In the early 1800s poet John Keats described his (likely undiagnosed) depression with the following: “I am in that temper that if I were under water I would scarcely kick to come to the top.”

His words are a reminder of the severity of poor mental health, and I don’t want to simplify the challenges that depression brings by saying that the solution is to merely adopt a cat. The solution is likely a combination of tools including therapy and exercise as well as synthetic and botanical medications.

However, this research shows that one possible part of the solution could be to adopt a pet.

In this study, a group of 33 patients with treatment-resistant depression (TRD) agreed to adopt a pet. Most adopted a dog, some two dogs, and a few brave souls adopted a cat. The control group of 33 people decided to forgo that responsibility. Both the pet and non-pet groups maintained the same medication treatment (yeah, the one that wasn’t working) they were previously taking before adopting this new intervention.
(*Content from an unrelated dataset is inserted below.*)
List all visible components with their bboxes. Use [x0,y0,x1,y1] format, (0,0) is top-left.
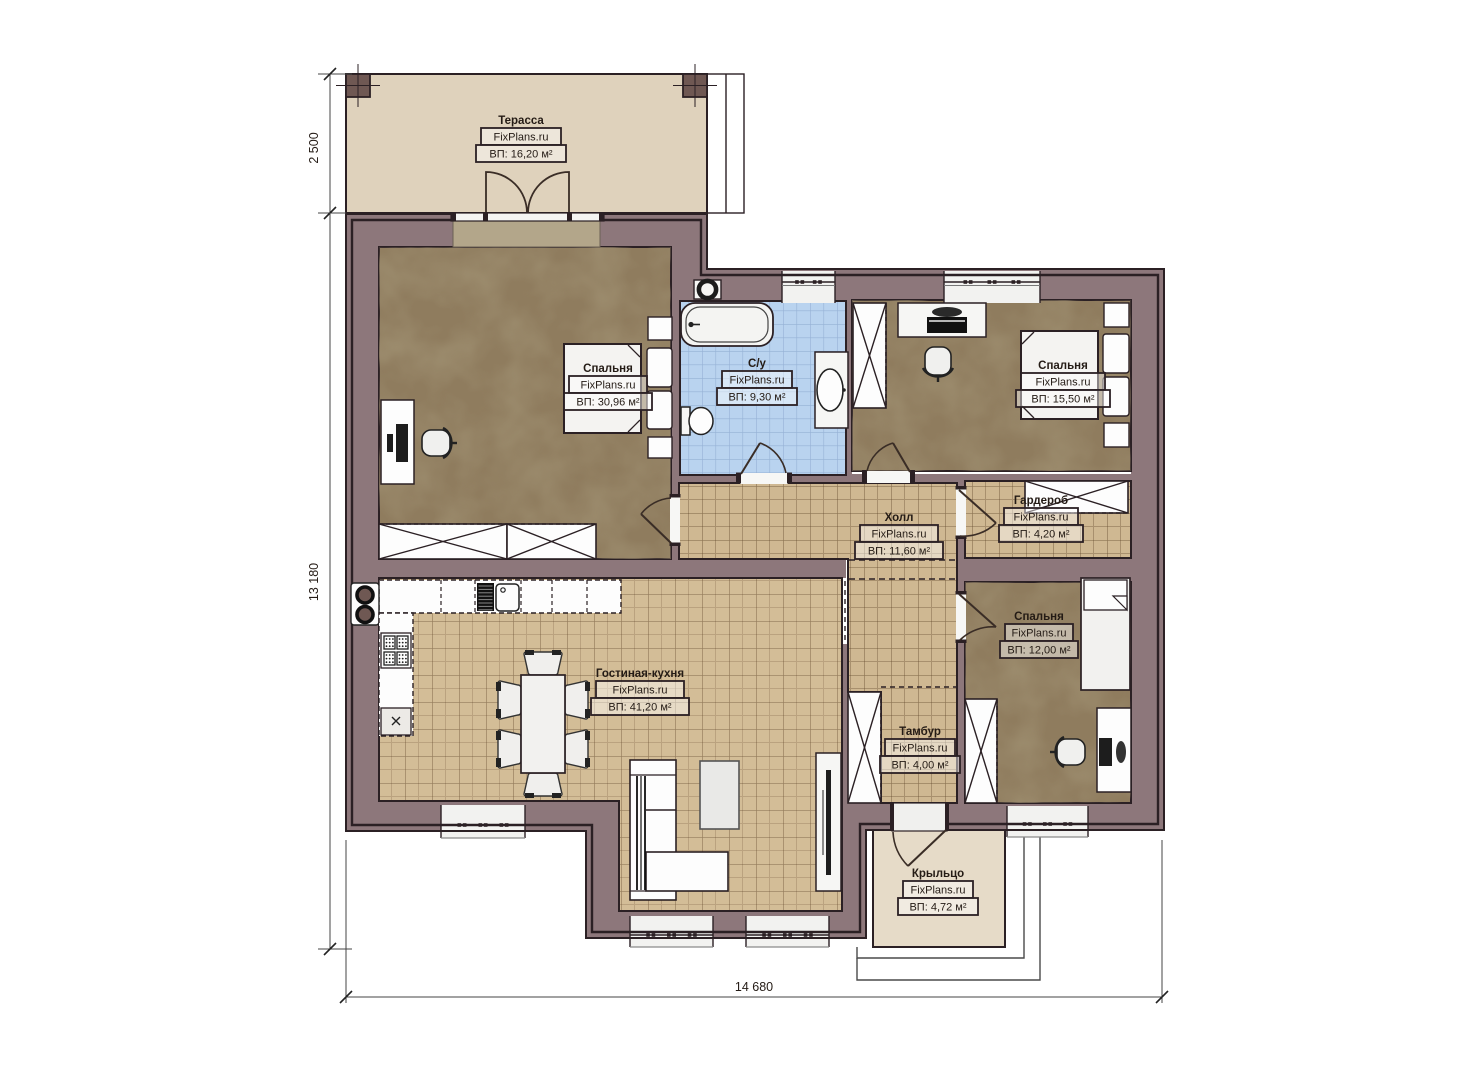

During the study, each patient was evaluated for depressive symptoms at the beginning, after 4 weeks, then 8 weeks, and then 12 weeks. By the end of the study, a third of the new pet-owners no longer met the criteria for depression. The few who didn’t improve in the pet-group were the cat owners. I’m kidding, they didn’t mention that.

Overall, the pet group made significant improvements, both when compared to their state at the beginning of the study and also in comparison to the non-pet group. Sadly, the other patients continued to have poor responses to the drugs and none of them remitted.

These results are impressive for such a minimally invasive (and cheap) therapy. To me, the best part is that the patients who benefited found that their symptoms began to decrease after just one month into the study. By the second month their symptoms were significantly different from those of the non-pet group.

Takeaway: For some, owning a pet is the ticket to improving mental health. Pets can help keep you company, increasing your daily movement, all while adding more meaning to your life. In this study, animal therapy was strong enough to help alleviate symptoms of treatment resistant depression–a severe condition that our best medications and therapies often can’t cure. This makes you wonder what owning a pet would do for the rest of us who don’t have it as bad. My vote? Get yourself a dog and take her on a hike.